Та же шайка уже в декабре 1903 года вновь ограбила невезучих братьев Черновых, но уже их оптово-мануфактурный магазин на углу Темерницкой-Таганрогского. На этот раз, воспользовавшись рождественскими праздниками, громилы влезли на чердак, оторвали решетку, коловоротом просверлили каменную кладку. Два дня, никем не замеченные, жили на чердаке, сверля лаз. После образования пролома ужами вползли внутрь. Брали только самые ценные шелковые, бархатные, суконные ткани (всего на 7 тысяч). Лом, коловорот и пилу потом бросили на чердаке.
В местной газете «Приазовский край» за февраль 1897 года писали: «Ночью произошла кража в обувном и шапочном магазине Антипова на Большой Садовой. Воры незаметно для сторожа пробрались на крышу и, просверлив отверстия, ножницами вырезали лист железа. С чердака при помощи коловорота сделали отверстия в потолке. Чтобы не осыпалась на пол штукатурка, приспособили дождевой зонт, который был просунут и развернут так, чтобы штукатурка падала на него. Похитили шапок на тысячу рублей. Ни уличный сторож, ни сторож внутри двора ничего не слыхали. Воры спускались в магазин по веревочной лестнице…»
В местах, где малолюдно, ростовские магазинники при «верхнем кабере» не заморачивались и вовсю использовали кувалду, которой проламывали крышу.
Наиболее частые кражи со взломом происходили посредством выдавливания окна или входной двери.

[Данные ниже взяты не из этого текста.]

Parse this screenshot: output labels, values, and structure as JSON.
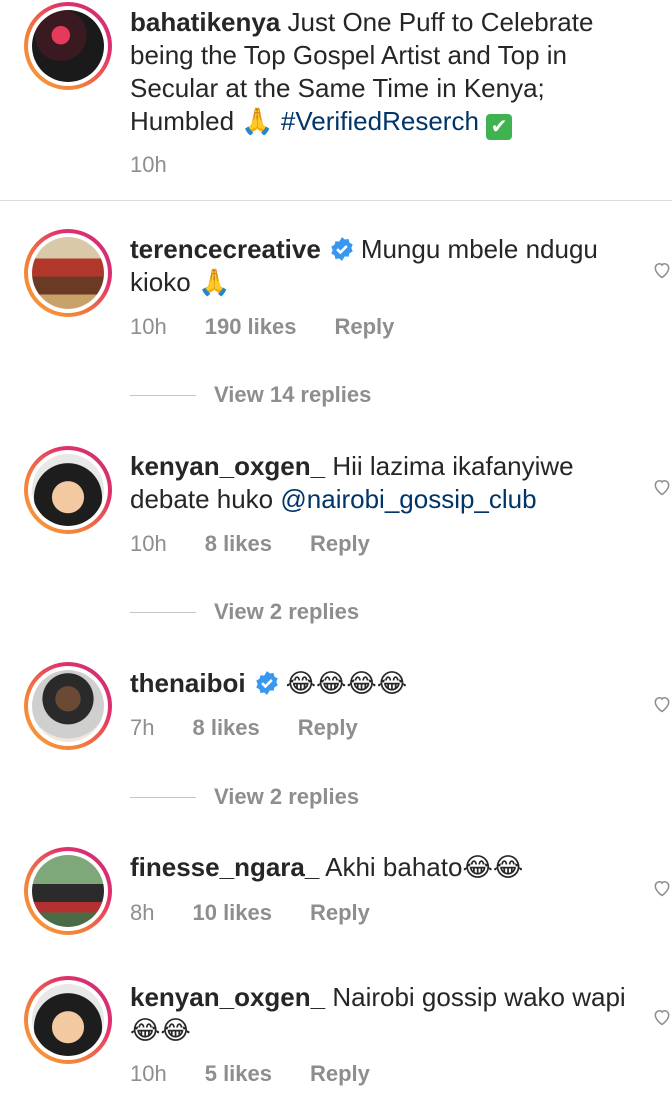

Для окна существовала специальная техника, которая называлась «брать на пластырь» или «мерять стекло». Резать его алмазным резаком быстрее, но опаснее — резак сильно скрежещет и привлекает внимание.
В этих случаях стекла смеряли — накладывали на них сахарную бумагу с тестом (как вариант — с медом, патокой, вареньем и т. п.). Бумага прилипала к стеклу, и тогда его можно было выдавливать практически беззвучно — осколки не сыпались и не звенели.

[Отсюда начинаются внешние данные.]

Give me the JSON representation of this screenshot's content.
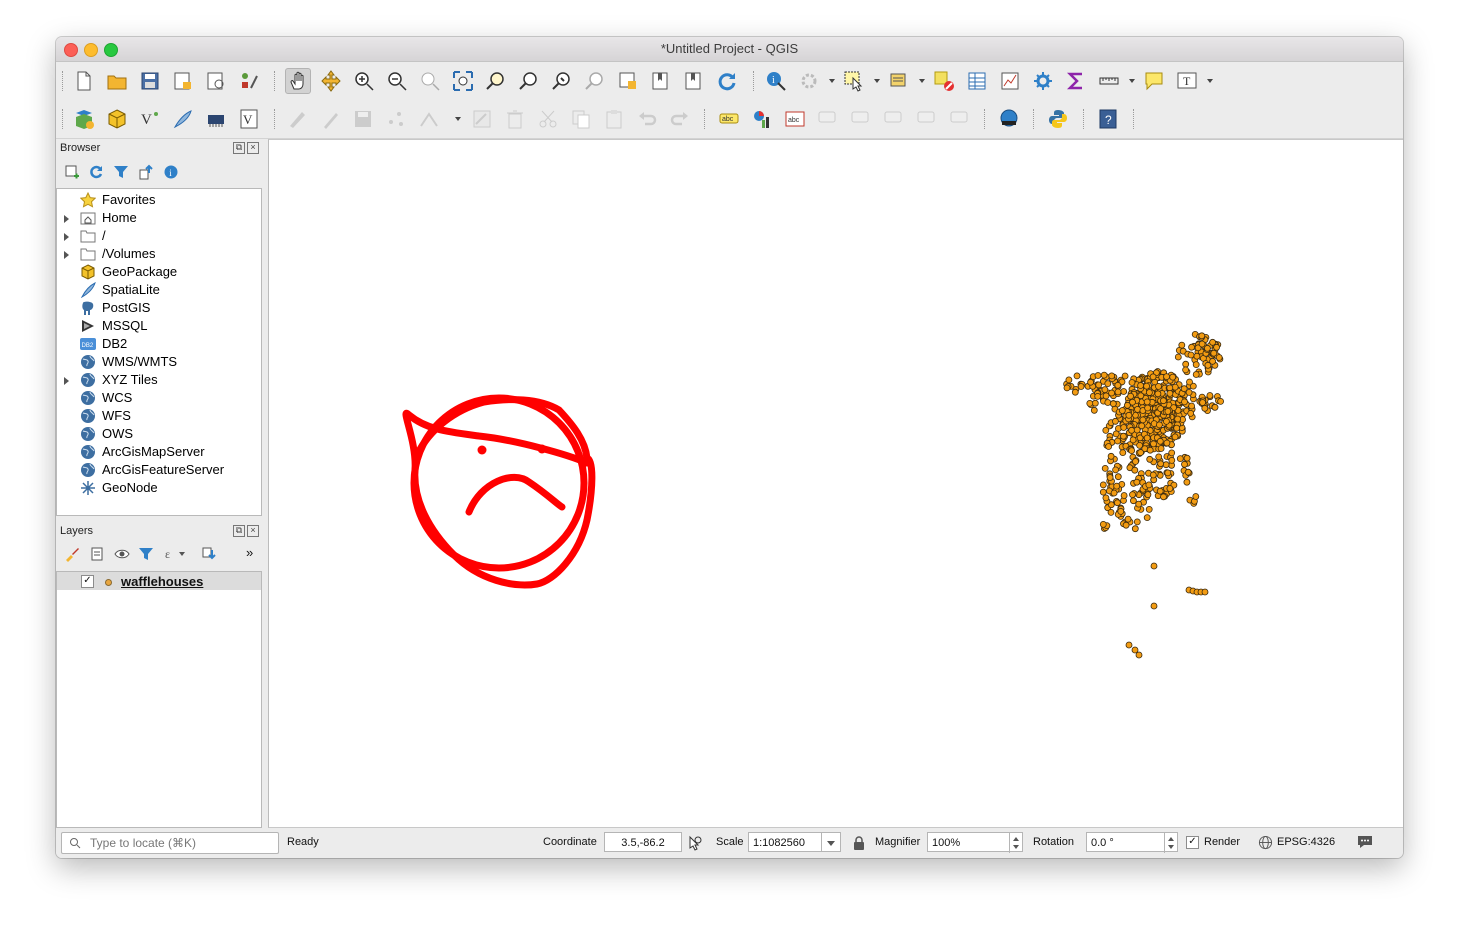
{
  "window": {
    "title": "*Untitled Project - QGIS"
  },
  "browser": {
    "title": "Browser",
    "items": [
      {
        "label": "Favorites",
        "icon": "star-icon",
        "expandable": false
      },
      {
        "label": "Home",
        "icon": "home-folder-icon",
        "expandable": true
      },
      {
        "label": "/",
        "icon": "folder-icon",
        "expandable": true
      },
      {
        "label": "/Volumes",
        "icon": "folder-icon",
        "expandable": true
      },
      {
        "label": "GeoPackage",
        "icon": "geopackage-icon",
        "expandable": false
      },
      {
        "label": "SpatiaLite",
        "icon": "spatialite-icon",
        "expandable": false
      },
      {
        "label": "PostGIS",
        "icon": "postgis-elephant-icon",
        "expandable": false
      },
      {
        "label": "MSSQL",
        "icon": "mssql-icon",
        "expandable": false
      },
      {
        "label": "DB2",
        "icon": "db2-icon",
        "expandable": false
      },
      {
        "label": "WMS/WMTS",
        "icon": "globe-icon",
        "expandable": false
      },
      {
        "label": "XYZ Tiles",
        "icon": "globe-icon",
        "expandable": true
      },
      {
        "label": "WCS",
        "icon": "globe-icon",
        "expandable": false
      },
      {
        "label": "WFS",
        "icon": "globe-icon",
        "expandable": false
      },
      {
        "label": "OWS",
        "icon": "globe-icon",
        "expandable": false
      },
      {
        "label": "ArcGisMapServer",
        "icon": "globe-icon",
        "expandable": false
      },
      {
        "label": "ArcGisFeatureServer",
        "icon": "globe-icon",
        "expandable": false
      },
      {
        "label": "GeoNode",
        "icon": "geonode-icon",
        "expandable": false
      }
    ]
  },
  "layers": {
    "title": "Layers",
    "items": [
      {
        "label": "wafflehouses",
        "checked": true
      }
    ]
  },
  "statusbar": {
    "locate_placeholder": "Type to locate (⌘K)",
    "status": "Ready",
    "coordinate_label": "Coordinate",
    "coordinate_value": "3.5,-86.2",
    "scale_label": "Scale",
    "scale_value": "1:1082560",
    "magnifier_label": "Magnifier",
    "magnifier_value": "100%",
    "rotation_label": "Rotation",
    "rotation_value": "0.0 °",
    "render_label": "Render",
    "render_checked": true,
    "crs": "EPSG:4326"
  },
  "colors": {
    "accent": "#f5a21b",
    "annotation": "#ff0000",
    "point_fill": "#f39c12",
    "point_stroke": "#3a2a10"
  }
}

Именно таким способом в ночь на 7 февраля 1904 года был ограблен магазин мануфактурных и галантерейных товаров купца 1-й гильдии барона Тусузова, отца того самого организатора Общества бывших уголовных, помощника присяжного поверенного и будущего известного артиста Георгия Тусузова, на 1-й Соборной улице.
Подломить дверь для опытного громилы было проще простого. Для этого он всегда имел при себе лом-камышевку, или абакумыча, до полутора аршин в длину и весом в пуд. Носил его в шароварах, привязывая к ноге как шину и изображая калеку. Камышевку загоняли в щель между створкой двери и дверным коробом, отгибая замок сбоку так, чтобы ригели вышли из отверстий на коробе. Можно было действовать снизу ломом как рычагом, вынимая дверь из петель. В обоих случаях необходима недюжинная физическая сила, поэтому настоящие магазинники и домушники, не в пример субтильным щипачам, всегда были здоровенными малыми.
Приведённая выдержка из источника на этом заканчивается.